O que dá solidez ao muro não é o número de tijolos, mas a consistência da argamassa que os une. AInda leremos Moby Dick e Guerra e Paz, e mesmo Em Busca do Tempo Perdido. São sólidas, coesas, ainda que caudalosas. O produto final da escrita, em suma, é sólido.
Mas penso que há – para se obter o “efeito” de impressionar e cativar o leitor, o que tanto interessa ao Poe (e a todo escritor que se preze) – basicamente dois procedimentos, no caso do romance.
Ou se fazem capítulos orgânicos, dotados de certa autonomia e completude em relação ao conjunto (vide “O Grande Inquisidor”, do Dostoiévski, ou o “Diante da Lei” do Kakfa), ou se fazem, em sentido oposto, capítulos cujo desdobramento se dará no capítulo seguinte, de modo a prender até o fim a atenção do leitor (e aqui vale a remissão aos folhetins do século XIX e mesmo aos roteiros das novelas atuais, seus tributários).
Importante é pois a coesão, não o tamanho.
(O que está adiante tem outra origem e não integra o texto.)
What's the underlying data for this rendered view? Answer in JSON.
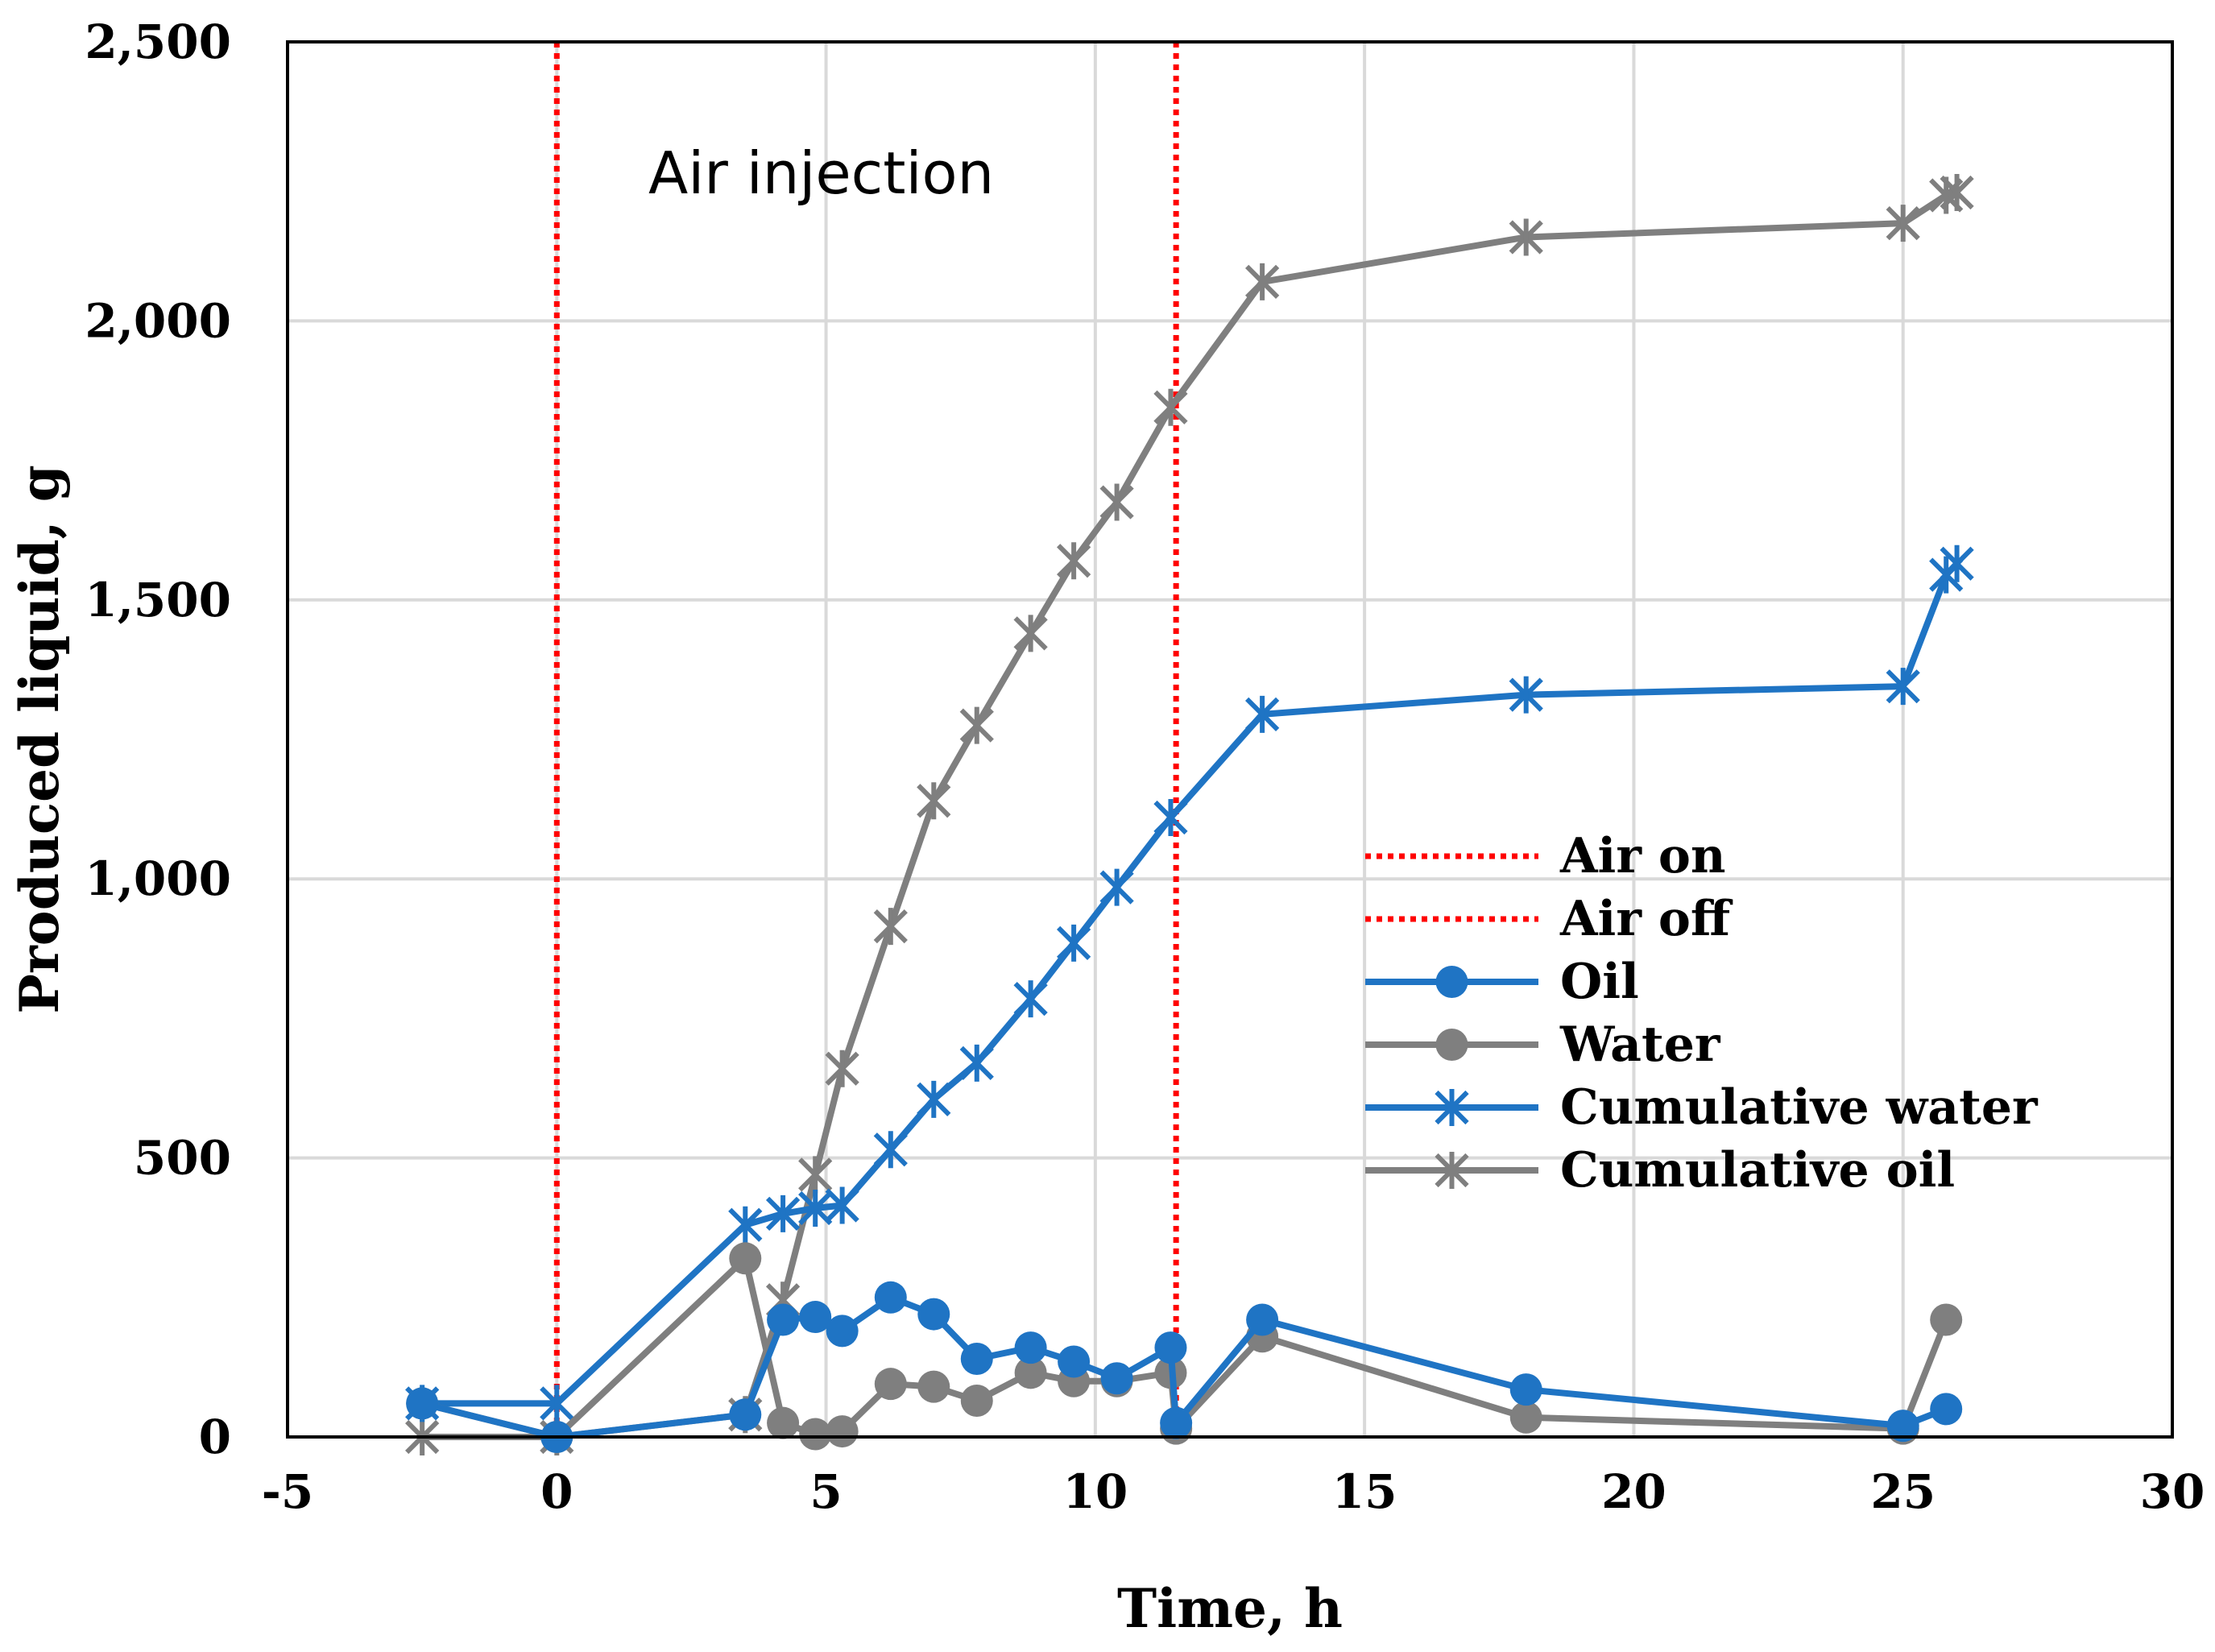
{
  "chart_data": {
    "type": "line",
    "title": "",
    "xlabel": "Time, h",
    "ylabel": "Produced liquid, g",
    "xlim": [
      -5,
      30
    ],
    "ylim": [
      0,
      2500
    ],
    "xticks": [
      -5,
      0,
      5,
      10,
      15,
      20,
      25,
      30
    ],
    "yticks": [
      0,
      500,
      1000,
      1500,
      2000,
      2500
    ],
    "xtick_labels": [
      "-5",
      "0",
      "5",
      "10",
      "15",
      "20",
      "25",
      "30"
    ],
    "ytick_labels": [
      "0",
      "500",
      "1,000",
      "1,500",
      "2,000",
      "2,500"
    ],
    "grid": true,
    "legend_position": "center-right",
    "annotations": [
      {
        "text": "Air injection",
        "x": 0.5,
        "y": 2250
      }
    ],
    "vlines": [
      {
        "name": "Air on",
        "x": 0,
        "color": "#ff0000"
      },
      {
        "name": "Air off",
        "x": 11.5,
        "color": "#ff0000"
      }
    ],
    "series": [
      {
        "name": "Oil",
        "color": "#1f74c4",
        "marker": "circle",
        "x": [
          -2.5,
          0,
          3.5,
          4.2,
          4.8,
          5.3,
          6.2,
          7.0,
          7.8,
          8.8,
          9.6,
          10.4,
          11.4,
          11.5,
          13.1,
          18.0,
          25.0,
          25.8
        ],
        "y": [
          60,
          0,
          40,
          210,
          215,
          190,
          250,
          220,
          140,
          160,
          135,
          105,
          160,
          25,
          210,
          85,
          20,
          50
        ]
      },
      {
        "name": "Water",
        "color": "#7f7f7f",
        "marker": "circle",
        "x": [
          -2.5,
          0,
          3.5,
          4.2,
          4.8,
          5.3,
          6.2,
          7.0,
          7.8,
          8.8,
          9.6,
          10.4,
          11.4,
          11.5,
          13.1,
          18.0,
          25.0,
          25.8
        ],
        "y": [
          60,
          0,
          320,
          25,
          5,
          10,
          95,
          90,
          65,
          115,
          100,
          100,
          115,
          15,
          180,
          35,
          15,
          210
        ]
      },
      {
        "name": "Cumulative water",
        "color": "#1f74c4",
        "marker": "star",
        "x": [
          -2.5,
          0,
          3.5,
          4.2,
          4.8,
          5.3,
          6.2,
          7.0,
          7.8,
          8.8,
          9.6,
          10.4,
          11.4,
          13.1,
          18.0,
          25.0,
          25.8,
          26.0
        ],
        "y": [
          60,
          60,
          380,
          400,
          410,
          415,
          515,
          605,
          670,
          785,
          885,
          985,
          1110,
          1295,
          1330,
          1345,
          1545,
          1565
        ]
      },
      {
        "name": "Cumulative oil",
        "color": "#7f7f7f",
        "marker": "star",
        "x": [
          -2.5,
          0,
          3.5,
          4.2,
          4.8,
          5.3,
          6.2,
          7.0,
          7.8,
          8.8,
          9.6,
          10.4,
          11.4,
          13.1,
          18.0,
          25.0,
          25.8,
          26.0
        ],
        "y": [
          0,
          0,
          40,
          245,
          470,
          660,
          915,
          1140,
          1275,
          1440,
          1570,
          1675,
          1845,
          2070,
          2150,
          2175,
          2225,
          2230
        ]
      }
    ]
  }
}
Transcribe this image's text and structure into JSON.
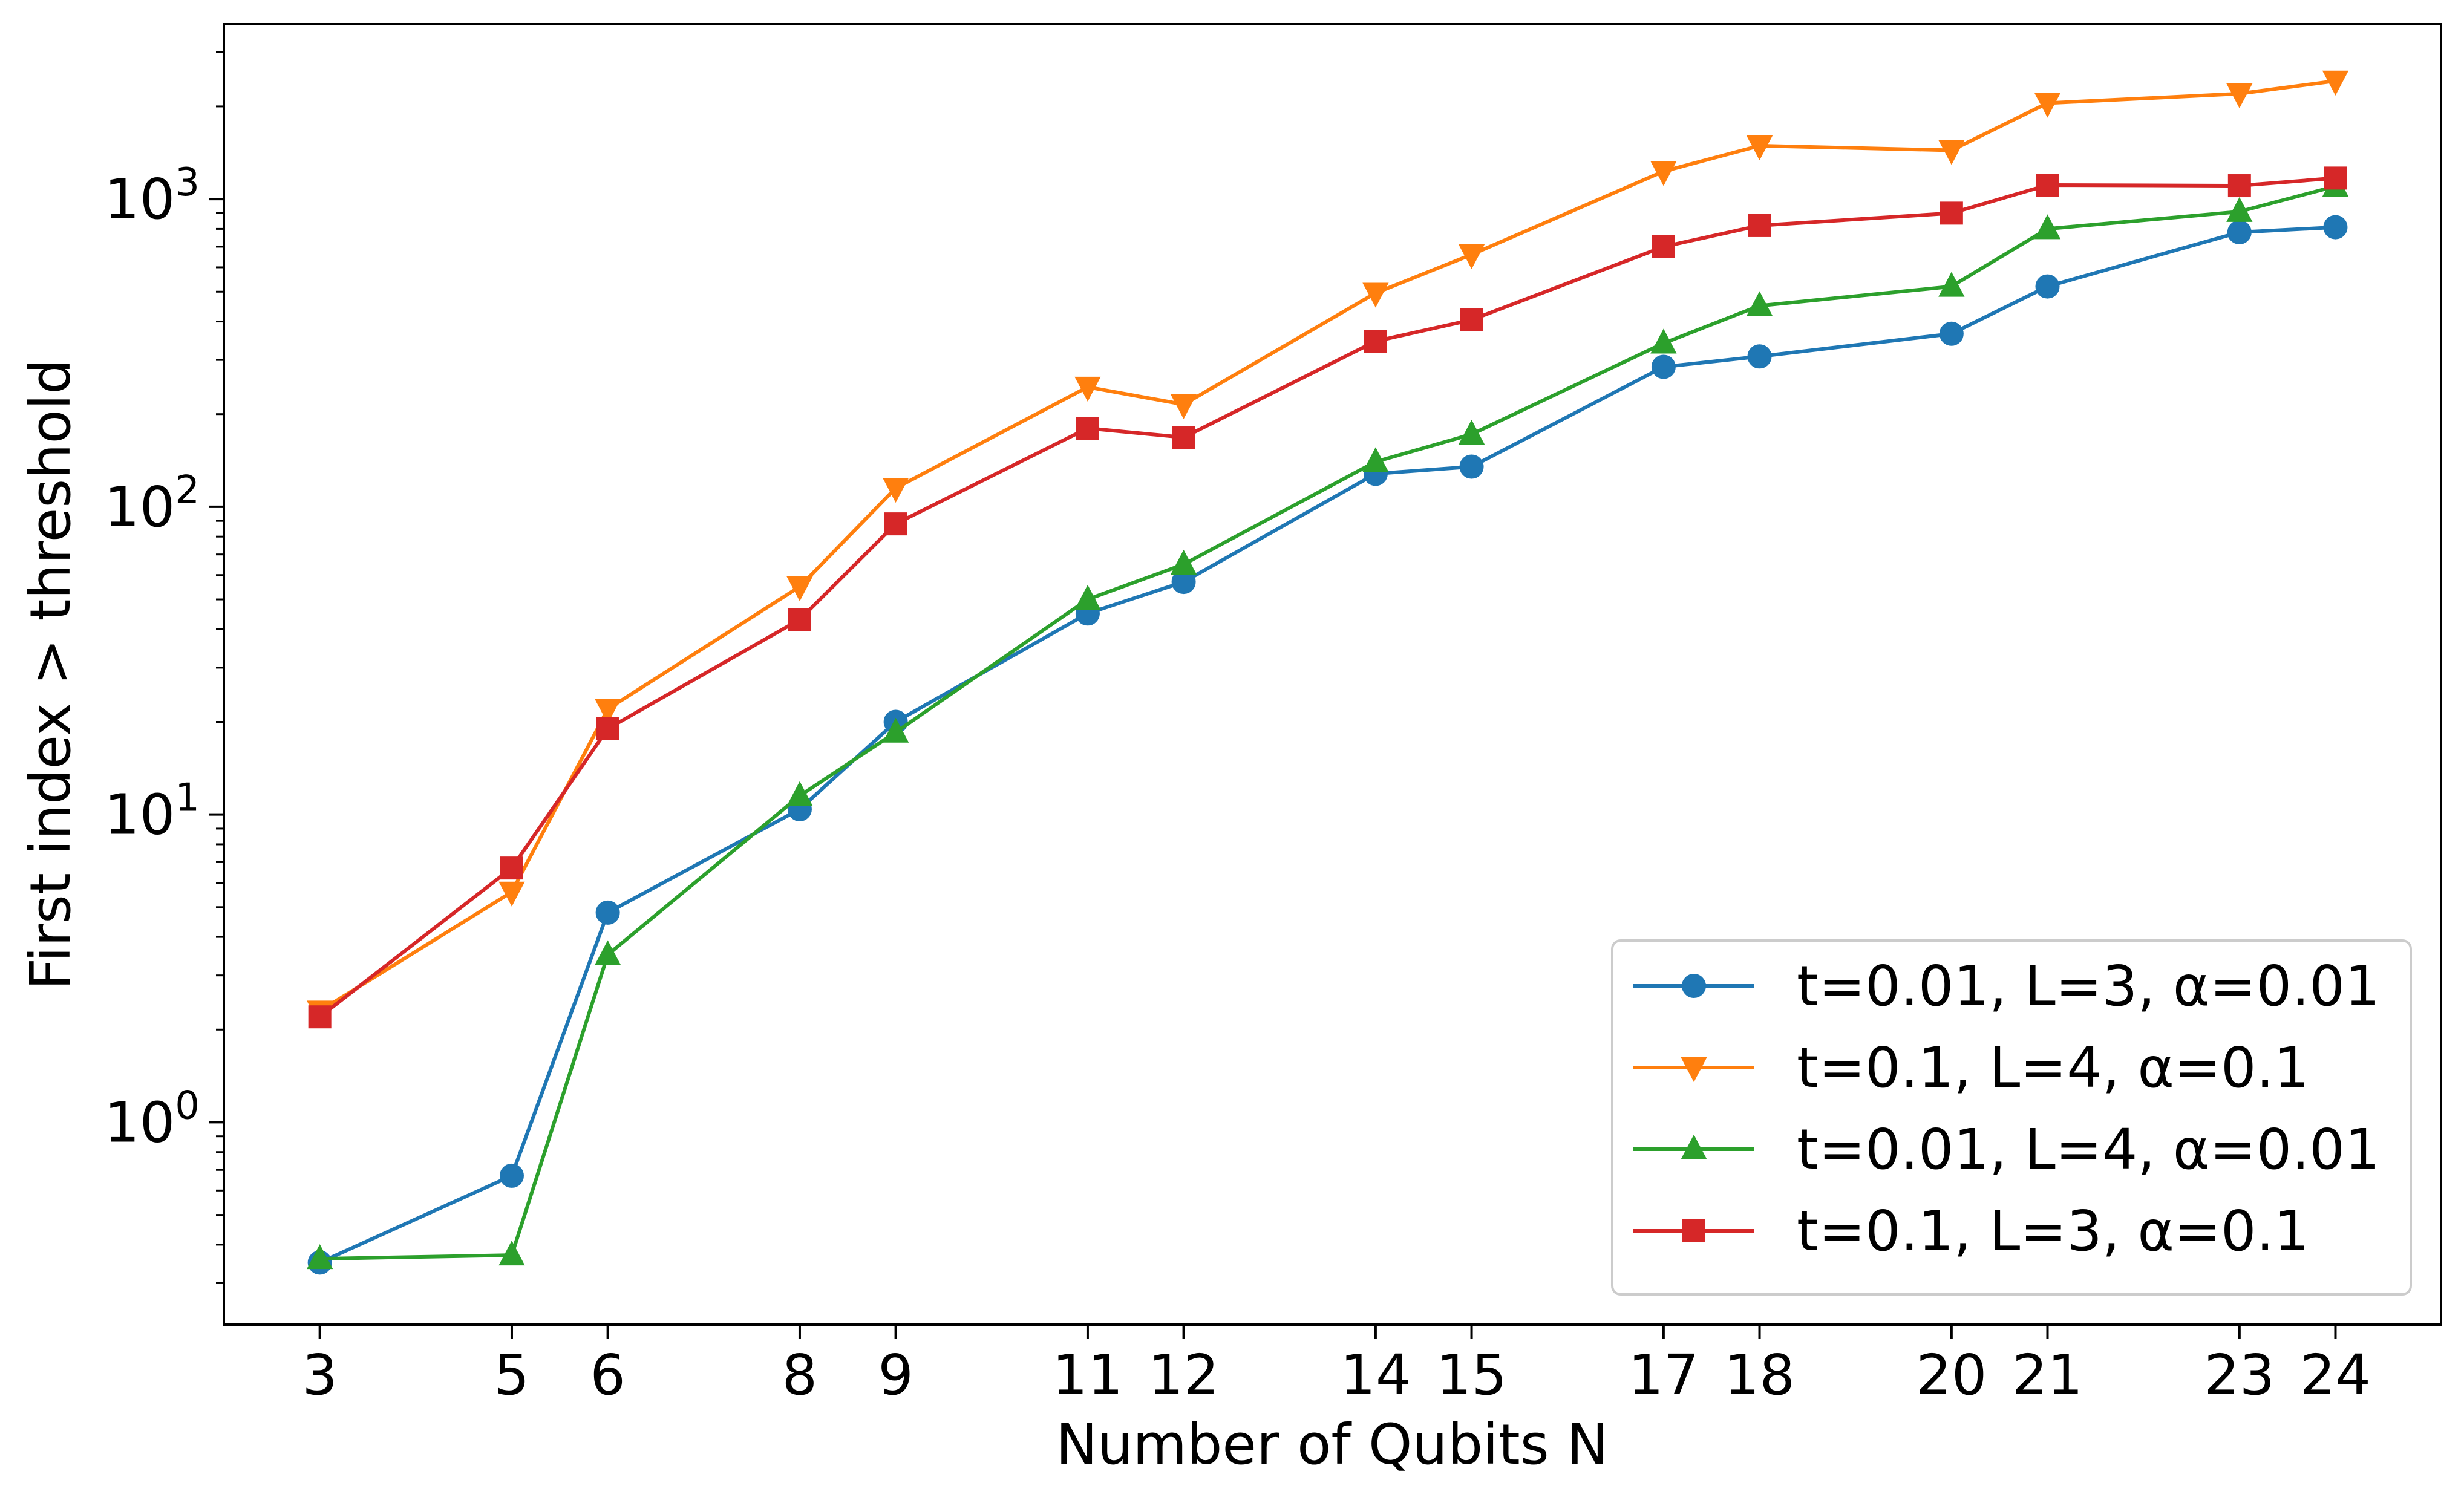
{
  "chart_data": {
    "type": "line",
    "title": "",
    "xlabel": "Number of Qubits N",
    "ylabel": "First index > threshold",
    "x_ticks": [
      3,
      5,
      6,
      8,
      9,
      11,
      12,
      14,
      15,
      17,
      18,
      20,
      21,
      23,
      24
    ],
    "xlim": [
      2,
      25.1
    ],
    "ylim": [
      0.22,
      3700
    ],
    "yscale": "log",
    "y_ticks": [
      1,
      10,
      100,
      1000
    ],
    "y_tick_labels": [
      {
        "base": "10",
        "exp": "0"
      },
      {
        "base": "10",
        "exp": "1"
      },
      {
        "base": "10",
        "exp": "2"
      },
      {
        "base": "10",
        "exp": "3"
      }
    ],
    "grid": false,
    "legend_position": "lower right",
    "series": [
      {
        "name": "t=0.01, L=3, α=0.01",
        "color": "#1f77b4",
        "marker": "circle",
        "x": [
          3,
          5,
          6,
          8,
          9,
          11,
          12,
          14,
          15,
          17,
          18,
          20,
          21,
          23,
          24
        ],
        "y": [
          0.35,
          0.67,
          4.8,
          10.4,
          20,
          45,
          57,
          128,
          135,
          285,
          308,
          365,
          520,
          780,
          810
        ]
      },
      {
        "name": "t=0.1, L=4, α=0.1",
        "color": "#ff7f0e",
        "marker": "triangle-down",
        "x": [
          3,
          5,
          6,
          8,
          9,
          11,
          12,
          14,
          15,
          17,
          18,
          20,
          21,
          23,
          24
        ],
        "y": [
          2.3,
          5.6,
          22,
          55,
          115,
          245,
          215,
          495,
          660,
          1230,
          1490,
          1440,
          2050,
          2200,
          2420
        ]
      },
      {
        "name": "t=0.01, L=4, α=0.01",
        "color": "#2ca02c",
        "marker": "triangle-up",
        "x": [
          3,
          5,
          6,
          8,
          9,
          11,
          12,
          14,
          15,
          17,
          18,
          20,
          21,
          23,
          24
        ],
        "y": [
          0.36,
          0.37,
          3.5,
          11.5,
          18.5,
          50,
          65,
          140,
          172,
          340,
          450,
          520,
          800,
          910,
          1100
        ]
      },
      {
        "name": "t=0.1, L=3, α=0.1",
        "color": "#d62728",
        "marker": "square",
        "x": [
          3,
          5,
          6,
          8,
          9,
          11,
          12,
          14,
          15,
          17,
          18,
          20,
          21,
          23,
          24
        ],
        "y": [
          2.2,
          6.7,
          19,
          43,
          88,
          180,
          168,
          345,
          405,
          700,
          820,
          900,
          1110,
          1105,
          1170
        ]
      }
    ]
  }
}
Claro, sempre cada tipo de obra terá o seu leitor adequado, não sendo razoável esperar que todos os leitores serão do tipo “curioso” (o que quer consumir logo a próxima página, e portanto está mais para o folhetim) ou do tipo “reflexivo” (que fecha o livro após cada capítulo reflete sobre o material lido, sem ansiedade para consumir o que está por vir, e portanto está mais para o capítulo-conto).
De todo modo, num e noutro “tipo” de redação romanesca, penso que haverá leitores qualquer que seja o tamanho do livro. Se não houver interesse ou encadeamento nos capítulos, curto ou grosso o livro não interessará – ainda que seja bem escrito.
Independente do conteudo do texto, tao bem colocado, aprecio as duas primeiras linhas com uma intensidade tao boa quanto inexplicavel…
Beijos do hemisferio sul,
Ato-falho: do hemisferio Norte…
Em português há também o recente e vastíssimo Um defeito de cor, de Ana Maria Gonçalves, que chegou até a final da Copa da Literatura.
A Márcia Denser numa entrevista recente ao Rascunho, acho, foi quem defendeu uma extensão padrão para o conto. De acordo com ela o conto bom tem no máximo 120 linhas. Umas quatro páginas em word, portanto.
Mas confesso que acho todo tipo de paradigma como esse muito relativo. Acho que funciona mais como um desafio do leitor a si mesmo do que propriamente como verdade. Como se chamará o novo livro, Sérgio?
Hefestus: ainda não tenho um nome definitivo. Avisarei aqui à medida que houver novidades. Um abraço.